Simplified backpressure equation for gas wells:
q2/q1 = (P_res^2 - P_wf2^2)^n / (P_res^2 - P_wf1^2)^n
n: backpressure exponent (0.5 turbulent to 1.0 laminar)
Returns: ratio of new rate to original rate
"""
num = (P_res_psia**2 - P_wf_new_psia**2)**n
den = (P_res_psia**2 - P_wf_orig_psia**2)**n
return num / den
def production_loss_from_backpressure(q_orig_mscfd, P_res_psia,
P_surface_orig_psia,
P_surface_new_psia,
tubing_gradient_psi_ft=0.1,
depth_ft=7500.0, n=0.8):
"""
Estimate production rate change when surface pressure changes.
Converts surface backpressure to flowing BHP change.
"""
P_wf_orig = P_surface_orig_psia + tubing_gradient_psi_ft * depth_ft
P_wf_new = P_surface_new_psia + tubing_gradient_psi_ft * depth_ft
ratio = backpressure_deliverability_ratio(P_res_psia, P_wf_orig, P_wf_new, n)
return {"q_new_mscfd": q_orig_mscfd * ratio, "ratio": ratio,
"delta_q_mscfd": q_orig_mscfd * (ratio - 1.0)}
Output Format
## Surface Facilities Design — [Field / Well Pad]
**Gas rate:** X.X MMscfd | **Liquid rate:** XXX bbl/day | **WOR:** X.X
### Separator Sizing
| Vessel | Type | Size | Operating P (psia) | Gas cap. (MMscfd) | Liquid vol (bbl) |
|--------|------|------|-------------------|-------------------|-----------------|
| First stage | H/V | XX" x XX'-0" | | | |
| Second stage | | | | | |
### Dehydration System
| Parameter | Value |
|-----------|-------|
| Water content in (lb/MMscf) | |
| Water content out (lb/MMscf) | |
| TEG rate (gal/hr) | |
| Reboiler duty (MMBtu/day) | |
| Expected dew point depression (°F) | |
### Compression
| Stage | Suction P (psia) | Discharge P (psia) | Ratio | HP (bhp) | T_d (°F) |
|-------|-----------------|-------------------|-------|---------|---------|
| 1 | | | | | |
| 2 | | | | | |
### Backpressure Sensitivity
| Wellhead P (psia) | Rate (Mscf/d) | Change vs. base |
|-------------------|--------------|----------------|
| | | |
Error Handling
| Condition | Cause | Action |
|---|---|---|
| Separator undersized | Gas rate > capacity | Increase D or use horizontal vessel |
| TEG rate very high | Low L/G or wet gas | Verify water content; check inlet separator |
| Discharge T > 300°F | High ratio, hot suction | Add intercooler; split into more stages |
| Production loss > 20% | High backpressure relative to reservoir P | Evaluate compression or larger gathering pipe |
Caveats
- Souders-Brown Ks values are general guidance. Foaming fluids (surfactants, condensate) require lower Ks (0.10–0.15); use defoamer injection.

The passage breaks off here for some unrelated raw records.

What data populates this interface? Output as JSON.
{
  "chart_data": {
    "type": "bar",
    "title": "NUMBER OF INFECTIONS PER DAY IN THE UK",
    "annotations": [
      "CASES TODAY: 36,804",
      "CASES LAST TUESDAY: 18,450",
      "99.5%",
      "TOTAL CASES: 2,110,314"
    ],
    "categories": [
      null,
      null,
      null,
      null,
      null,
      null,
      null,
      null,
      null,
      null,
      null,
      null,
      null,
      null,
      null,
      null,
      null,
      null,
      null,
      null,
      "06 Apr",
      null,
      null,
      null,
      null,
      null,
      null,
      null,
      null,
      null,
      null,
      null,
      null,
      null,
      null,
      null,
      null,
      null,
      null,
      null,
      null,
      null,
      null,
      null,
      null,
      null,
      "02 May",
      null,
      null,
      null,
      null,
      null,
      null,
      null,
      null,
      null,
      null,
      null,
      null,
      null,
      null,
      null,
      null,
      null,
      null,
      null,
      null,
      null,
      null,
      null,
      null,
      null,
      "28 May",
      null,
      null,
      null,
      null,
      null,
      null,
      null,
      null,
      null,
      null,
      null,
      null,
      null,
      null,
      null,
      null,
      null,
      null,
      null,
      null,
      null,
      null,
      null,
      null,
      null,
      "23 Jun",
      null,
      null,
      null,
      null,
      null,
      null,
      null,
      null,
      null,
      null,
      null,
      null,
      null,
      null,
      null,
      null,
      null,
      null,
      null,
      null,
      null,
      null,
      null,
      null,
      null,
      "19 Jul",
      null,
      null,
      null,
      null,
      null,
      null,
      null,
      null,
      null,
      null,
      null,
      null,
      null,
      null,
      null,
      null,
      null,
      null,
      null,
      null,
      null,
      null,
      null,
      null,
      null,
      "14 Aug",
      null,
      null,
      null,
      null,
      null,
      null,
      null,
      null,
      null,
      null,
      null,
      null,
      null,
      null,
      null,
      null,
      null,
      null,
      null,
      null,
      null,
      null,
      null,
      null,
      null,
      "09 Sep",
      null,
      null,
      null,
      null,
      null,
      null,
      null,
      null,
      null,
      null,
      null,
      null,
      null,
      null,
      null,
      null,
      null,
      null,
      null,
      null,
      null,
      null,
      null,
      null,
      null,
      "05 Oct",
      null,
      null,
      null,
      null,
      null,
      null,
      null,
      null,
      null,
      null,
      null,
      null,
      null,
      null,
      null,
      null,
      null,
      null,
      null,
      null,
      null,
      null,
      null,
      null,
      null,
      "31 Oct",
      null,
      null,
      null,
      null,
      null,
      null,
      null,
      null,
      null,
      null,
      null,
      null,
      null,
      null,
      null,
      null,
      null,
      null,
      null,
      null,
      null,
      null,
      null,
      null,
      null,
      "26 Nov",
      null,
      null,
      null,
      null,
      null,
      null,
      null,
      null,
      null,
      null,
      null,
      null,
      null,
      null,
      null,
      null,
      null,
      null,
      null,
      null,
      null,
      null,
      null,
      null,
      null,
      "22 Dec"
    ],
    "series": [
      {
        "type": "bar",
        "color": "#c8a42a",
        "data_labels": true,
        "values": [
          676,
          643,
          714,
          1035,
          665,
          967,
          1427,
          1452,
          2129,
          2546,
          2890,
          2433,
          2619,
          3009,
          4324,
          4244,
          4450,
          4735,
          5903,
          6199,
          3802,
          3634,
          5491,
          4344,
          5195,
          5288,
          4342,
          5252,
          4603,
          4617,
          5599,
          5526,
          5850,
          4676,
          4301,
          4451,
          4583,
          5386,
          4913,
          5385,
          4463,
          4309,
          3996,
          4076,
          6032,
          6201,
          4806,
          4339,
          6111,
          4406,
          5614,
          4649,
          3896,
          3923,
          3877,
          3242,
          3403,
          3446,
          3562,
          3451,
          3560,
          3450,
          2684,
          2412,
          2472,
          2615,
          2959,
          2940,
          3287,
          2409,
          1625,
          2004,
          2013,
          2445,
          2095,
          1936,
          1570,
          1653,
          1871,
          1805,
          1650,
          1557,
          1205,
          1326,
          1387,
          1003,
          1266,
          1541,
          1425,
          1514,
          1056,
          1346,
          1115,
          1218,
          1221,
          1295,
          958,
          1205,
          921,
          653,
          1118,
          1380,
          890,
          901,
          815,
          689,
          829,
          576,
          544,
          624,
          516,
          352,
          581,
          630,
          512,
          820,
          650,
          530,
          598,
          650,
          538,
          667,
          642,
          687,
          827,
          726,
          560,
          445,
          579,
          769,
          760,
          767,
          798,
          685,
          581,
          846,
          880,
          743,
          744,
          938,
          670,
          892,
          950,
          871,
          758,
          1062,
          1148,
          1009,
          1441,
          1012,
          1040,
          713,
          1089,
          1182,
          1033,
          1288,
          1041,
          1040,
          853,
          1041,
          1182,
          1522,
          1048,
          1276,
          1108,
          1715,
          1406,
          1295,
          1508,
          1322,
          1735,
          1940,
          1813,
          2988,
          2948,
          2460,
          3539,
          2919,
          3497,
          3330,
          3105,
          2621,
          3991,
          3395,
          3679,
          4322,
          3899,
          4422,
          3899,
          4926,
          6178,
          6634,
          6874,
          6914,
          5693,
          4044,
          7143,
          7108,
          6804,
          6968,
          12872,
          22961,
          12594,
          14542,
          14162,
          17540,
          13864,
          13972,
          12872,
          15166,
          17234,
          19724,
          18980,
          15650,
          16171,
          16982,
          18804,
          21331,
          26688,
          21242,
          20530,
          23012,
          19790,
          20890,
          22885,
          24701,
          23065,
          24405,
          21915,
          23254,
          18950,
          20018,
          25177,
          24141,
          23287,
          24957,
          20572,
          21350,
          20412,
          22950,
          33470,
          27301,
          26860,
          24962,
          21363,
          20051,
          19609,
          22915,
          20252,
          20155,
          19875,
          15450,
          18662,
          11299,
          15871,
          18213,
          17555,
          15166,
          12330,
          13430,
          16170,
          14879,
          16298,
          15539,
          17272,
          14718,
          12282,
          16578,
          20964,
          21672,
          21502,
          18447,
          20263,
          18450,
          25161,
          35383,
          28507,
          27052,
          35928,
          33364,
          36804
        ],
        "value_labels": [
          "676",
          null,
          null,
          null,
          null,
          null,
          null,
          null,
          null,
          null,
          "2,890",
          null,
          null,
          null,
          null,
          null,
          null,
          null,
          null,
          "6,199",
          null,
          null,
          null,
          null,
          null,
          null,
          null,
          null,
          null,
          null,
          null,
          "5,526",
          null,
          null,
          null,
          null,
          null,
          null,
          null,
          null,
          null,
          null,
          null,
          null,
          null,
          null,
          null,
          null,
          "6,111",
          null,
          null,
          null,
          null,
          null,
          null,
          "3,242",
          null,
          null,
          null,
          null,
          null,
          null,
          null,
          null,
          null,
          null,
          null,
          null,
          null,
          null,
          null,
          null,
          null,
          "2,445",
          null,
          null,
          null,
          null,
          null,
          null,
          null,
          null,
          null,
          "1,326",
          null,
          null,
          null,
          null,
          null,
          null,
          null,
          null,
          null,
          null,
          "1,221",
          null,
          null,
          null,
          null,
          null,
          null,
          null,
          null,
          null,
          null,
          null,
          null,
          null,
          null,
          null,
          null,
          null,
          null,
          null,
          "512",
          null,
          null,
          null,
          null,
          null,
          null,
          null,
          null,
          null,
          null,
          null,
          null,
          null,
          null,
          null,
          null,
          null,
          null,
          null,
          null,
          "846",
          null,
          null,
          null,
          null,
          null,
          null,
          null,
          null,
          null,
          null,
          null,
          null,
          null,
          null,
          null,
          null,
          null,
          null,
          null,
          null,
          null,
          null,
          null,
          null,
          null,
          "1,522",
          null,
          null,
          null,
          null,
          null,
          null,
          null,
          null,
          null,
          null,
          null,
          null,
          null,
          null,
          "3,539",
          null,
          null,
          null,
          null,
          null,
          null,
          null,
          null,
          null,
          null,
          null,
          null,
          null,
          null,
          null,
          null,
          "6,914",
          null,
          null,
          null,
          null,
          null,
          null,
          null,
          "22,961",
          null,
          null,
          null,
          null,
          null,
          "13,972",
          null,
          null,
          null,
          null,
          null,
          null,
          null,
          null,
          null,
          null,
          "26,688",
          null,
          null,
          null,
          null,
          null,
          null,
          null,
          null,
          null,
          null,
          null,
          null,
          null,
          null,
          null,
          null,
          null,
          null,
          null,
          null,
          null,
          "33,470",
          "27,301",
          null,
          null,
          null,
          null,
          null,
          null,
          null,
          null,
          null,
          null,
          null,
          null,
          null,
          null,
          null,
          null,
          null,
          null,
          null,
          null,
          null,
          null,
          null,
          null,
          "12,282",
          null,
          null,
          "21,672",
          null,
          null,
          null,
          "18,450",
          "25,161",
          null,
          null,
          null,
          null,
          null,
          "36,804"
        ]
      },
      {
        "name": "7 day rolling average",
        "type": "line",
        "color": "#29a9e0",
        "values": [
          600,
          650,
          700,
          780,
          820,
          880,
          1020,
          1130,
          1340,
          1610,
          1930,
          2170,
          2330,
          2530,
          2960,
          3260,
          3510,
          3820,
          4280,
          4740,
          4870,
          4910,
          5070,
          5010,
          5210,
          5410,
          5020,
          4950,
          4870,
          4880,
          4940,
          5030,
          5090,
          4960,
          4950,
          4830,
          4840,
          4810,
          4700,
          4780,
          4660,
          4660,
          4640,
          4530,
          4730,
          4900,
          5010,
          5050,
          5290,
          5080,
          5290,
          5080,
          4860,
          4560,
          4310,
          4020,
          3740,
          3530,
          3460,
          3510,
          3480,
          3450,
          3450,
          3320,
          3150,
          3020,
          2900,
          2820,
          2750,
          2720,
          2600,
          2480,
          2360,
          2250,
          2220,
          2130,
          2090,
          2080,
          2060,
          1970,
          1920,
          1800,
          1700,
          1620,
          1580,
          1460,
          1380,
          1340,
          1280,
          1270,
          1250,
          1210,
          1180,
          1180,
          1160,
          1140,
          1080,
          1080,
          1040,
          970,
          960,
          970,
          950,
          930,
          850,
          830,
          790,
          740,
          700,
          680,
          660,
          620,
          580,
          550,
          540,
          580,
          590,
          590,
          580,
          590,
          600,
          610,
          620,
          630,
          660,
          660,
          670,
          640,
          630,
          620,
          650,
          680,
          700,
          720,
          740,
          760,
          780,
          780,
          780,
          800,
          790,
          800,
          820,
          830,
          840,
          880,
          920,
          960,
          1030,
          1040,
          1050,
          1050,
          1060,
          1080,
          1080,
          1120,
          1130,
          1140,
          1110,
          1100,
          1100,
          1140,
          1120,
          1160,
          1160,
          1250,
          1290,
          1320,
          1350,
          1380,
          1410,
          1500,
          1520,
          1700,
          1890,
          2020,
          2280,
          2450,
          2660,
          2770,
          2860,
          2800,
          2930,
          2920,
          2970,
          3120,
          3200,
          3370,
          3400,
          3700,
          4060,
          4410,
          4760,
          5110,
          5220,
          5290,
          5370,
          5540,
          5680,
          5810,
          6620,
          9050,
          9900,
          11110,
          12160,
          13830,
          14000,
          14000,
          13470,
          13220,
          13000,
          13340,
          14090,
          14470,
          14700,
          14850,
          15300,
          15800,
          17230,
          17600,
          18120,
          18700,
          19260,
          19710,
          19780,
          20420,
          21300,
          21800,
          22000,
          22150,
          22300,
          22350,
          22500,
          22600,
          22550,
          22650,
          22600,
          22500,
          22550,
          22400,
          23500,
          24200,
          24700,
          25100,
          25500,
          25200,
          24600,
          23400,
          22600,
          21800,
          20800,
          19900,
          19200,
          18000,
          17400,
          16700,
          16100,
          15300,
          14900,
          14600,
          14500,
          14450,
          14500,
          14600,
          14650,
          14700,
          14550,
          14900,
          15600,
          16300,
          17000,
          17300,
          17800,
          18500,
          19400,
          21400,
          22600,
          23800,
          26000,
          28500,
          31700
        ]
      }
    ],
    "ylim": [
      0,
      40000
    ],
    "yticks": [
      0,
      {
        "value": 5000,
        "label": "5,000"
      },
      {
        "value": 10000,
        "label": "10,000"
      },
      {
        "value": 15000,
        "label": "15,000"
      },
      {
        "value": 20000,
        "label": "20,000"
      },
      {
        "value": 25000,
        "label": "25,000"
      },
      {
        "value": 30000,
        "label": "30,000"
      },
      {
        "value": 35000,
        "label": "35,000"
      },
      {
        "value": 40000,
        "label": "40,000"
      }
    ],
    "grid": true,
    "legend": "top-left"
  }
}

- TEG dew point depression depends strongly on inlet gas composition and tray efficiency. Use BTEX emissions regulations (EPA MACT standards) for reboiler operation > 225°F.
- Compression horsepower assumes constant k and Z. In reality, both vary with pressure and temperature — compressor vendors calculate based on actual EOS.
- Stage separation pressure optimization minimizes vapor losses at stock tank. Actual optimum may differ based on sales gas specifications and liquid value.
- Wellhead backpressure effects are stronger at low reservoir pressure (late life). Early in well life, large ΔP drives are less sensitive to backpressure.